因為,我去算兩列的 歐式距離,就等於在算兩條訊號的距離有多近。所以,比較近的就被分在同一群裡.
但如果我今天是想對 “走勢” 做分群,那我會希望對 “列” 做標準化。
舉例來說,台積電的股價變化是 600, 580, 600, 620, 640,啟基是 60, 58, 60, 62, 64。
那從 “走勢” 來看,台積跟啟基走勢是一樣的,應該被分為一群,但如果直接做 kmeans,就再見了,因為光 600 和 60 的距離就很遠。
另外,台積股價的變化是 -20, 20, 20, 20; 啟基是 -2, 2, 2, 2,這個變動差距也不同,但如果改成看變化百分比(把股價放分母,變化當分子),那兩邊就又差不多了.
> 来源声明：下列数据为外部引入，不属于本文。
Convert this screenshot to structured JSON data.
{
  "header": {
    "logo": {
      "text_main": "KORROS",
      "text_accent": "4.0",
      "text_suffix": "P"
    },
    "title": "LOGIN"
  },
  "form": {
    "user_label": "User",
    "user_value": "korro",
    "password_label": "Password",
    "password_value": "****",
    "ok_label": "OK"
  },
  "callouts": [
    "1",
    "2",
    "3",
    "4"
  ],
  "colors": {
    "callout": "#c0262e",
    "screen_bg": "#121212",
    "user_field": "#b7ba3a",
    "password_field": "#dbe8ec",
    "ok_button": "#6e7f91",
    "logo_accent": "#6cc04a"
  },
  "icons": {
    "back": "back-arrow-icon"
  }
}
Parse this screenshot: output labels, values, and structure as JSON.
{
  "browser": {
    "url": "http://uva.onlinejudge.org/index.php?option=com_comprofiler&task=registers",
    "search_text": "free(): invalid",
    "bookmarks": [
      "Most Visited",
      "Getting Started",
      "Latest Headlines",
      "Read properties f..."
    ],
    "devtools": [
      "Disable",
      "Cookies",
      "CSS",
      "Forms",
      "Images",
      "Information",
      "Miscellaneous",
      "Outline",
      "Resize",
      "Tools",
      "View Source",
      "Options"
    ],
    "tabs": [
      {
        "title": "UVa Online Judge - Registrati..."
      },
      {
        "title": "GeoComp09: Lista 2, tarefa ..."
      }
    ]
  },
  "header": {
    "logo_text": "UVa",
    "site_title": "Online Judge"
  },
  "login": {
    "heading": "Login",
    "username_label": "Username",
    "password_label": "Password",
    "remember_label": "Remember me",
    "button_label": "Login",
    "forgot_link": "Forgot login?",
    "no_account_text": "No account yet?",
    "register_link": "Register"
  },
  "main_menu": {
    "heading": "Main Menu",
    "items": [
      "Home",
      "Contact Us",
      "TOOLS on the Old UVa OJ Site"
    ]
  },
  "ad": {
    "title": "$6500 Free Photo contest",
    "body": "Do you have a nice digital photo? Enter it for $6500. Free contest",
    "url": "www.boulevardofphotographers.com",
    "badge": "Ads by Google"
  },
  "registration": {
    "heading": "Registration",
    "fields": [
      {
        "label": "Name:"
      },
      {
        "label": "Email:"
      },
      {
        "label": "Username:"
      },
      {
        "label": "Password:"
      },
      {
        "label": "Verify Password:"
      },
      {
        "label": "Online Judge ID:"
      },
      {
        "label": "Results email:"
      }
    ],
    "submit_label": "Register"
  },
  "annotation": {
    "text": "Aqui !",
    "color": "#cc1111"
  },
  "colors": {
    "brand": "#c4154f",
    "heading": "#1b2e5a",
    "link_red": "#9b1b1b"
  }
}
所以,我如果先對列做標準化,那兩個公司的數值就都變成 [-0.39, -1.37, -0.39, 0.58, 1.56],一模模一樣樣,euclidean distance 變成 0,分群時一定放在一塊兒
所以,這一個例子,我們就要對 “列” 做標準化,那就要用到
Normalizer這個 preprocessor:
from sklearn.preprocessing import Normalizer
from sklearn.cluster import KMeans
from sklearn.pipeline import Pipeline, make_pipeline
# Create a normalizer: normalizer
normalizer = Normalizer()
normalizer.fit(movements)
movements_norm = normalizer.transform(movements)
movements.head()
| 2010-01-04 | 2010-01-05 | 2010-01-06 | 2010-01-07 | 2010-01-08 | 2010-01-11 | 2010-01-12 | 2010-01-13 | 2010-01-14 | 2010-01-15 | ... | 2013-10-16 | 2013-10-17 | 2013-10-18 | 2013-10-21 | 2013-10-22 | 2013-10-23 | 2013-10-24 | 2013-10-25 | 2013-10-28 | 2013-10-29 | |
|---|---|---|---|---|---|---|---|---|---|---|---|---|---|---|---|---|---|---|---|---|---|
| Apple | 0.580000 | -0.220005 | -3.409998 | -1.170000 | 1.680011 | -2.689994 | -1.469994 | 2.779997 | -0.680003 | -4.999995 | ... | 0.320008 | 4.519997 | 2.899987 | 9.590019 | -6.540016 | 5.959976 | 6.910011 | -5.359962 | 0.840019 | -19.589981 |
| AIG | -0.640002 | -0.650000 | -0.210001 | -0.420000 | 0.710001 | -0.200001 | -1.130001 | 0.069999 | -0.119999 | -0.500000 | ... | 0.919998 | 0.709999 | 0.119999 | -0.480000 | 0.010002 | -0.279998 | -0.190003 | -0.040001 | -0.400002 | 0.660000 |
| Amazon | -2.350006 | 1.260009 | -2.350006 | -2.009995 | 2.960006 | -2.309997 | -1.640007 | 1.209999 | -1.790001 | -2.039994 | ... | 2.109985 | 3.699982 | 9.570008 | -3.450013 | 4.820008 | -4.079986 | 2.579986 | 4.790009 | -1.760009 | 3.740021 |
| American express | 0.109997 | 0.000000 | 0.260002 | 0.720002 | 0.190003 | -0.270001 | 0.750000 | 0.300004 | 0.639999 | -0.130001 | ... | 0.680001 | 2.290001 | 0.409996 | -0.069999 | 0.100006 | 0.069999 | 0.130005 | 1.849999 | 0.040001 | 0.540001 |
| Boeing | 0.459999 | 1.770000 | 1.549999 | 2.690003 | 0.059997 | -1.080002 | 0.360000 | 0.549999 | 0.530002 | -0.709999 | ... | 1.559997 | 2.480003 | 0.019997 | -1.220001 | 0.480003 | 3.020004 | -0.029999 | 1.940002 | 1.130005 | 0.309998 |
5 rows × 963 columns
最後,就可以把 company 做分群,得到以下結果:
# Create a KMeans model with 10 clusters: kmeans
kmeans = KMeans(n_clusters=10)
# Make a pipeline chaining normalizer and kmeans: pipeline
pipeline = make_pipeline(normalizer, kmeans)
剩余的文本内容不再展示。